We’d very much like to hear from you! We’ll take feedback in this forum thread and we will be joining community calls to discuss the proposal and answer any questions or concerns. We would also like to discuss this with the Council soon, to understand what they think of the proposed vision and their stance on the brownfield / greenfield approaches. Depending on the reactions to this forum post and the other ongoing communications about Horizon, I imagine the Council may call for a community Snapshot vote. If there is consensus for a brownfield Horizon, we will start posting the GIPs for each of the specific changes to convert the protocol into Graph Horizon. If there is no clear consensus or there is more support for the greenfield approach, we can keep working on the greenfield Horizon, and hopefully prove its value to everybody over time, while we incorporate the feedback and work to address concerns.

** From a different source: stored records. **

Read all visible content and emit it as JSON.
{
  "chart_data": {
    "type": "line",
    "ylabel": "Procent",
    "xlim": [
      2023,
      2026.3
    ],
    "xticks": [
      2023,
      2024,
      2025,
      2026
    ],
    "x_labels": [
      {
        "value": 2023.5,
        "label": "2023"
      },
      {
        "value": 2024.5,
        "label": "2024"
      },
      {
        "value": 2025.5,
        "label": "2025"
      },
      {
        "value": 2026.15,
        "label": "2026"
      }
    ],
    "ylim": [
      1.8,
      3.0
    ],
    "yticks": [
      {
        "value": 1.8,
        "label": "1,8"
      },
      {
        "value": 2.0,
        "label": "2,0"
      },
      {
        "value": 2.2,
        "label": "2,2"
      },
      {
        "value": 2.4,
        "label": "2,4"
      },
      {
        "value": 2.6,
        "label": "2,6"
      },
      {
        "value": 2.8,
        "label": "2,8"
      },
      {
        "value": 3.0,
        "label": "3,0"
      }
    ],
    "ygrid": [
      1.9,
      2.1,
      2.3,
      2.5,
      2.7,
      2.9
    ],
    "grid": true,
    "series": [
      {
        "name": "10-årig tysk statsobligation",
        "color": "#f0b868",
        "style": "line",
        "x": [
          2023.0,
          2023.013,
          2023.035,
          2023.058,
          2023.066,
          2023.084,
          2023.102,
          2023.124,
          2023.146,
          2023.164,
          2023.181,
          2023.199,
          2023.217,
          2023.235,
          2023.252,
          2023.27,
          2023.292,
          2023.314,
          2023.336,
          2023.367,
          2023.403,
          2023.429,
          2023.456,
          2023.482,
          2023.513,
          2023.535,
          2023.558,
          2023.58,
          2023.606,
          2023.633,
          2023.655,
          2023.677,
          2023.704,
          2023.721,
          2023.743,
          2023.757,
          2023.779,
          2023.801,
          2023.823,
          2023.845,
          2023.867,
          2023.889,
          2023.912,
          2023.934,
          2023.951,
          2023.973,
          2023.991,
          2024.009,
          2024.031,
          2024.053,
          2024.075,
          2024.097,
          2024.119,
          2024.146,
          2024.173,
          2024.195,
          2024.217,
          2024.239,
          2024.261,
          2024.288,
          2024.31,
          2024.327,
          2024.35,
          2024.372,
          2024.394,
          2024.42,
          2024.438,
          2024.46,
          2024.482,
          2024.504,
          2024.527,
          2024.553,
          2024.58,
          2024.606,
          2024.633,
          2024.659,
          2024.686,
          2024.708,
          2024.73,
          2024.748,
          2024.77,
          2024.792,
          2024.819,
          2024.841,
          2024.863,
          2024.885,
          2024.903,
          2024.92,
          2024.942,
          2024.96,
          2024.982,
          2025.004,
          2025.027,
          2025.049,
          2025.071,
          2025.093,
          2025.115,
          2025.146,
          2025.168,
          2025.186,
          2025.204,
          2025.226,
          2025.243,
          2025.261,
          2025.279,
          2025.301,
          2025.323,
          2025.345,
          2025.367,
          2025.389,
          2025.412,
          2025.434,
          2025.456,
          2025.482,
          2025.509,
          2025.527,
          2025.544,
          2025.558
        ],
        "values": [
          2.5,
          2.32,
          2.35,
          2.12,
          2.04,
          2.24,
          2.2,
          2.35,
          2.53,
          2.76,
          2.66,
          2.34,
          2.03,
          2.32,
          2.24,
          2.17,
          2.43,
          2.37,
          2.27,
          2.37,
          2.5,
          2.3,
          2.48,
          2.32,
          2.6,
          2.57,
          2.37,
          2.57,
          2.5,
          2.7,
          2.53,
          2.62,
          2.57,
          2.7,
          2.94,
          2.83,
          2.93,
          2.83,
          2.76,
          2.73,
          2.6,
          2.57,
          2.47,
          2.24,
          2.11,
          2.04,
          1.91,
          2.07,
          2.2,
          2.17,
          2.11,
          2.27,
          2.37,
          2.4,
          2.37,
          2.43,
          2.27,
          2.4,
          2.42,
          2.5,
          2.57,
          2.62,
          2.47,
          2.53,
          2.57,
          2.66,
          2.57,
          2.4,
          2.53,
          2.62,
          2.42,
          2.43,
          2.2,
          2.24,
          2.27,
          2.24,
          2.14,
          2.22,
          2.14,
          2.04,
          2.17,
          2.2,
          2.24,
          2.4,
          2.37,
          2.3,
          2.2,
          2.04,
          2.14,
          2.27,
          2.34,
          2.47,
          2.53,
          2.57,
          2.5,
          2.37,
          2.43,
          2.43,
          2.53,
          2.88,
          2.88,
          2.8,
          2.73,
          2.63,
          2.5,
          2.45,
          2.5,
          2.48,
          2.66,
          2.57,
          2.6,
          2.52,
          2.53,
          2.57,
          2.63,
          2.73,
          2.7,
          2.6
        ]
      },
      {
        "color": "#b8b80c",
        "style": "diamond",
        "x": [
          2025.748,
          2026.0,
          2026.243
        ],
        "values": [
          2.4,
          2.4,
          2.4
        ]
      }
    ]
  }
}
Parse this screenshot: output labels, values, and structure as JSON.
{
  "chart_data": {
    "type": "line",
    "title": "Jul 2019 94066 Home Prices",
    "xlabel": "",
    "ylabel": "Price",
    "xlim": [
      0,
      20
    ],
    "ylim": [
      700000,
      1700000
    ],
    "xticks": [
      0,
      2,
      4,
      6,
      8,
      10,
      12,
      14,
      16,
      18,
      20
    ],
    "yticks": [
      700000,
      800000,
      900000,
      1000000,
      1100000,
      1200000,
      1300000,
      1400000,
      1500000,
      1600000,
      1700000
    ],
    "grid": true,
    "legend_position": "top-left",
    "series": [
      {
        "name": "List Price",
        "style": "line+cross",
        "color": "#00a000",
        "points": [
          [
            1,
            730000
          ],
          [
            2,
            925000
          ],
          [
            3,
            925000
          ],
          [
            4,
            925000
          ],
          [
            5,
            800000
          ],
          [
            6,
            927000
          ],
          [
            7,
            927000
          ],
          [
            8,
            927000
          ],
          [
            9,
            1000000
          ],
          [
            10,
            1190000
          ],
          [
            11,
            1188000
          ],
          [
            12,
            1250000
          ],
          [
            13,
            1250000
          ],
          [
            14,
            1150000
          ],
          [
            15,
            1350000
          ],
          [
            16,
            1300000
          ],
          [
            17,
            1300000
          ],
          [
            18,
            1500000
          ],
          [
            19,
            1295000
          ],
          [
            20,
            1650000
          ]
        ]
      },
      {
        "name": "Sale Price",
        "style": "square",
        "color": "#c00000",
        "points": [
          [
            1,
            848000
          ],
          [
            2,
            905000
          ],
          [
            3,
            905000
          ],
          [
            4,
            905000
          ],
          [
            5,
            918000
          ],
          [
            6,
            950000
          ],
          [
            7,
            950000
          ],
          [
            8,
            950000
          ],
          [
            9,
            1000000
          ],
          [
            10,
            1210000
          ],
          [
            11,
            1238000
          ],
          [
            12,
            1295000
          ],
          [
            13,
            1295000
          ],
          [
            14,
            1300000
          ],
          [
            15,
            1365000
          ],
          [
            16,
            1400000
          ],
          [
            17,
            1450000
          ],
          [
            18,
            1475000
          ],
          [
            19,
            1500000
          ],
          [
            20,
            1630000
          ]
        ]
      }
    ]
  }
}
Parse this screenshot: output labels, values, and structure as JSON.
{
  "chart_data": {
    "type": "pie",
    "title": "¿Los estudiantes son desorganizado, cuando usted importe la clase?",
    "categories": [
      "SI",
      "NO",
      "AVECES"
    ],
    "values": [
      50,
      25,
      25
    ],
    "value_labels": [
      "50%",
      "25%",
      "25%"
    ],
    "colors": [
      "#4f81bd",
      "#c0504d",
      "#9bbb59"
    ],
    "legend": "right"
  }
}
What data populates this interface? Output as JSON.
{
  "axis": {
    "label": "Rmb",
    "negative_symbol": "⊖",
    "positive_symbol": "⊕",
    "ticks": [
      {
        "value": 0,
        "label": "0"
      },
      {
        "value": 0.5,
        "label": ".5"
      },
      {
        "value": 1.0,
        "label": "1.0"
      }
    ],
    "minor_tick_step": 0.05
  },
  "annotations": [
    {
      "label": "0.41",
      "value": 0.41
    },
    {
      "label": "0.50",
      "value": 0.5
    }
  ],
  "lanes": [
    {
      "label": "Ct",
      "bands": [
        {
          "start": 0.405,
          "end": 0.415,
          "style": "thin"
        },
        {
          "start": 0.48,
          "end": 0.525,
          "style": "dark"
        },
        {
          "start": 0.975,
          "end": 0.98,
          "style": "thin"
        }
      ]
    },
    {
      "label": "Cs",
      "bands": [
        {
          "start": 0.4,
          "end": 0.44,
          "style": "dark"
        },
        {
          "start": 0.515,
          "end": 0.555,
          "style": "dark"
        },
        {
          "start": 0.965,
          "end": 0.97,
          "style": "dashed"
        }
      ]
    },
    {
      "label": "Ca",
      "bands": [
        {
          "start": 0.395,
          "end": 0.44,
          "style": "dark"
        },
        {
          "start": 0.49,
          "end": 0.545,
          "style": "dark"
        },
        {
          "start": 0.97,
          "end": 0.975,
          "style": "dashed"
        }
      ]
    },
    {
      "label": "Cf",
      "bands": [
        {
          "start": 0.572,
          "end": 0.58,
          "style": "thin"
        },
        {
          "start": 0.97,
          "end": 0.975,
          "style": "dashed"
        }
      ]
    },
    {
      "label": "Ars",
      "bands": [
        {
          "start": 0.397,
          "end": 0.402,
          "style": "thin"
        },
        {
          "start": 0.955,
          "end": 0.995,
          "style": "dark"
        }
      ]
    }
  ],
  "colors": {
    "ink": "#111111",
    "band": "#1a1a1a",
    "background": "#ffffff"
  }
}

We’re also very eager to start and keep building. We have already done some initial work on the greenfield version of the contracts, but there’s still a lot of work to do to get it ready for audit and deployment. We have some internal docs on what we think the contracts should look like and what GIPs would need to be approved if we were to take the brownfield approach. We’d like to keep working on both approaches in parallel until we have a better understanding of where the community and the Council stand. We also want to start implementing some data services (for example, indexing fees) to ensure the interfaces work as intended, and work with potential data service developers to ensure the interfaces meet their needs. No matter which path we take, we expect this will take a year or more to build, audit and test, and we will iterate on the design as we make progress. Community members are welcome to reach out if they want to participate and contribute to the implementation - there will be more activity in this forum and we’ll be joining community calls regularly.
Hopefully this post, together with Zac’s recent GRTiQ podcast, can show other community members why we think this is the best path forward for the protocol and get everyone on board to make this happen.